The health-tech start-up has launched a virtual weight-loss plan that promises results based on each person’s unique metabolic data

Released: Wed, Dec 28, 2022 at 6:00 am

Imagine a personalized, clinic-in-the-cloud based weight loss program, delivered to your home, tailored for you and only you. A health-tech start-up has launched such a virtual weight-loss program that promises results based on each person’s unique metabolic data.

Based on her experience working with diabetes management through her platform GluCare.Health, meta[bolic] decided to expand by launching Zone and bring value to non-diabetics who are on the weight loss journey.

Ali Hashemi, co-founder of meta[bolic]said: “meta[bolic]Zone’s data analytics platform helps Zone members and their trainers identify the biological blockers preventing the person from losing weight.

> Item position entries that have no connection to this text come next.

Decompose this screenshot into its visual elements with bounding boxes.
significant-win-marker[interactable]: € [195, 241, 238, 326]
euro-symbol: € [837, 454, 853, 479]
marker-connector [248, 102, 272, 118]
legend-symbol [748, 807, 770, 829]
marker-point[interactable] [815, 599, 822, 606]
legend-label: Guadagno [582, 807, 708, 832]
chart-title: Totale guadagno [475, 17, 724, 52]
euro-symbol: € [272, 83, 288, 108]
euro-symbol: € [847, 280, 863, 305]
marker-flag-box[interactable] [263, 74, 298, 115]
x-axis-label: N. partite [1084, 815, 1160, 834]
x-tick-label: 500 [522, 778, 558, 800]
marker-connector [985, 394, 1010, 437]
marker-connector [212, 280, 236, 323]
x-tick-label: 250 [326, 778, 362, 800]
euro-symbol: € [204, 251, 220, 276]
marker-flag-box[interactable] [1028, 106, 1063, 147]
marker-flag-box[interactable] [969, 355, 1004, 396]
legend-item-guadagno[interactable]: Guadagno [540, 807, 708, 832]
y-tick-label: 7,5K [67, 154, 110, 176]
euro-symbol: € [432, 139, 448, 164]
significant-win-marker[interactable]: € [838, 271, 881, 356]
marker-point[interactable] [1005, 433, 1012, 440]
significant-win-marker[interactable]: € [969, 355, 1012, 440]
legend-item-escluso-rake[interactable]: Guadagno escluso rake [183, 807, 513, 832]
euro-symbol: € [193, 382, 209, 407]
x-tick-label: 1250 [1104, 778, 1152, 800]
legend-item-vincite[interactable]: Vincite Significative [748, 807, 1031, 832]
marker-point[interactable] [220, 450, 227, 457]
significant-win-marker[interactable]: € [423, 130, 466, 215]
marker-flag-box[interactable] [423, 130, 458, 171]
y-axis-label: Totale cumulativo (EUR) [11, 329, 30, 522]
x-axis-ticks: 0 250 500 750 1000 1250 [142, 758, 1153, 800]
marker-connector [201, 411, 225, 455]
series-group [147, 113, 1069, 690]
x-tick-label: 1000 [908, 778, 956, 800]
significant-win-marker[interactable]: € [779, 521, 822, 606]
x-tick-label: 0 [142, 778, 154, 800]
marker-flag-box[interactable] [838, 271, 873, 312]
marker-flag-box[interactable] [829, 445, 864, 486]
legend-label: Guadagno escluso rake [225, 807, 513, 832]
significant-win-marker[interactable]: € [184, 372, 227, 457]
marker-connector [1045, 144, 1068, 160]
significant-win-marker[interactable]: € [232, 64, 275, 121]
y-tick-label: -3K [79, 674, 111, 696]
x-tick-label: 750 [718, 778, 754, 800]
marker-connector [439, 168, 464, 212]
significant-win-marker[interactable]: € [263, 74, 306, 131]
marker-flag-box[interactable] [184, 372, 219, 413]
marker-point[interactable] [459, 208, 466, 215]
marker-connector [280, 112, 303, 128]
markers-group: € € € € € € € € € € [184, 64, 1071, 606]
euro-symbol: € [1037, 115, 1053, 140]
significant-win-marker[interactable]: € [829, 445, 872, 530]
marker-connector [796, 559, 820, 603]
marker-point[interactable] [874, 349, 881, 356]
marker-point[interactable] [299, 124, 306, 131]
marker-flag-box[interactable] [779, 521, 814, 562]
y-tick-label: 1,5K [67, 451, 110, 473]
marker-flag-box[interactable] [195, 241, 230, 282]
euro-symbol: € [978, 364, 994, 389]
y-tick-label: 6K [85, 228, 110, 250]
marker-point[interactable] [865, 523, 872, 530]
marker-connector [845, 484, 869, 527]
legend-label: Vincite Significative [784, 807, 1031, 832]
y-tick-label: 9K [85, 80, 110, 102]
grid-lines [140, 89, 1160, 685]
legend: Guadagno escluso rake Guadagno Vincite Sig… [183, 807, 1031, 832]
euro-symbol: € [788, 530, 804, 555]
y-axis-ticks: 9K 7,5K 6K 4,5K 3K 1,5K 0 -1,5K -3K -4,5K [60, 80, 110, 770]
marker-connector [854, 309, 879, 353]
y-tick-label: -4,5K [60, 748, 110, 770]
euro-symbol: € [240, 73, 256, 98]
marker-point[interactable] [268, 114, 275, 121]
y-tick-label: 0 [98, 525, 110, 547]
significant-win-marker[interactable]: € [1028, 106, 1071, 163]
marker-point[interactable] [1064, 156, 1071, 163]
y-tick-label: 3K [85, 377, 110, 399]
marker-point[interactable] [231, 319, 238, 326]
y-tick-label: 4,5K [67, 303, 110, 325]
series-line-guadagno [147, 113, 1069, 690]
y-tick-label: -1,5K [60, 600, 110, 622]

The multidisciplinary Zone team is helping patients achieve sustainable weight loss results over a six-month period through a combination of physician-prescribed FDA-approved medications, wearables that deliver digital biomarkers, and behavior modification.”

He added that the outcomes and clinical outcomes of GluCare.Health are vastly superior to regular episodic diabetes care.

Meta[bolic] Co-founder (L) Dr.  Ihsan Almarzooqi, (R) Ali Hashemi.  Photo: Delivered

Meta[bolic] Co-founder (L) Dr. Ihsan Almarzooqi, (R) Ali Hashemi. Photo: Delivered

Unlike GluCare, which consists of two components, a physical infrastructure that includes a clinic, labs, and doctors, and a digital infrastructure that monitors patients remotely and continuously, Zone includes only the latter.

“We have recognized that the current treatment of diabetics – episodic and heavily drug-based – will not change anything. We see it all the time: advances in every aspect of healthcare, from medicines to diagnosis to access and still very poor outcomes,” said Dr. Ihsan Almarzooqi, co-founder of meta[bolic].

The reason, according to Dr. Almarzooqi is that healthcare providers have not adapted the model of care to the 21st century. “Diabetes has a genetic component, but it’s essentially a behavioral disease, not genetics, and you can’t solve a behavioral problem in an episodic five-minute conversation with your doctor every quarter,” he said.

Zone collects metabolic data throughout the day from digital wearable devices, and program participants are constantly monitored by a health team consisting of a trainer, an endocrinologist, and a nutritionist who monitor, engage, and empower members through the zone.health app give continuous feedback. This holistic approach of monitoring personal data and precise medication improves metabolic health and achieves sustainable weight loss quickly and safely.

“We have an entire clinical team in the cloud,” said Dr. Almarzooqi.

After an initial home visit and a two-week observation, which the company calls Continuous Metabolic Monitoring, the first drug titration is administered and glucose levels continue to be monitored. Thereafter, the drug is titrated up or down each month. “That’s what doctors don’t do. You will be given medication for three months,” he said.

Studies show that guaranteeing weight loss just by using weight-loss drugs — and without accompanying behavior changes — can result in a five percent loss in a person’s body weight. In contrast, Zone Health’s pre-launch clinical study of its members showed that, on average, a person who completes the full program loses 10 percent or more of their body weight over six months. In fact, the latest Zone Health research with 179 members showed an average weight loss rate of 11.48 percent over that period.


During the six-month program, participants must submit pictures of the foods they eat so that glucose data is accurately measured. “The glucose monitor is a great behavior change tool. It shows the foods to avoid for each individual as you see the top. We don’t have this binary approach of stopping eating carbs or not,” he said.

By closely monitoring participants, much of the guesswork is eliminated. “Any data point that helps move the behavioral needle, we collect it and we want to synthesize it and correlate it with other data sources,” he said, adding, “We don’t have a prescribed approach to how much movement is needed and how.” much food must be eaten.”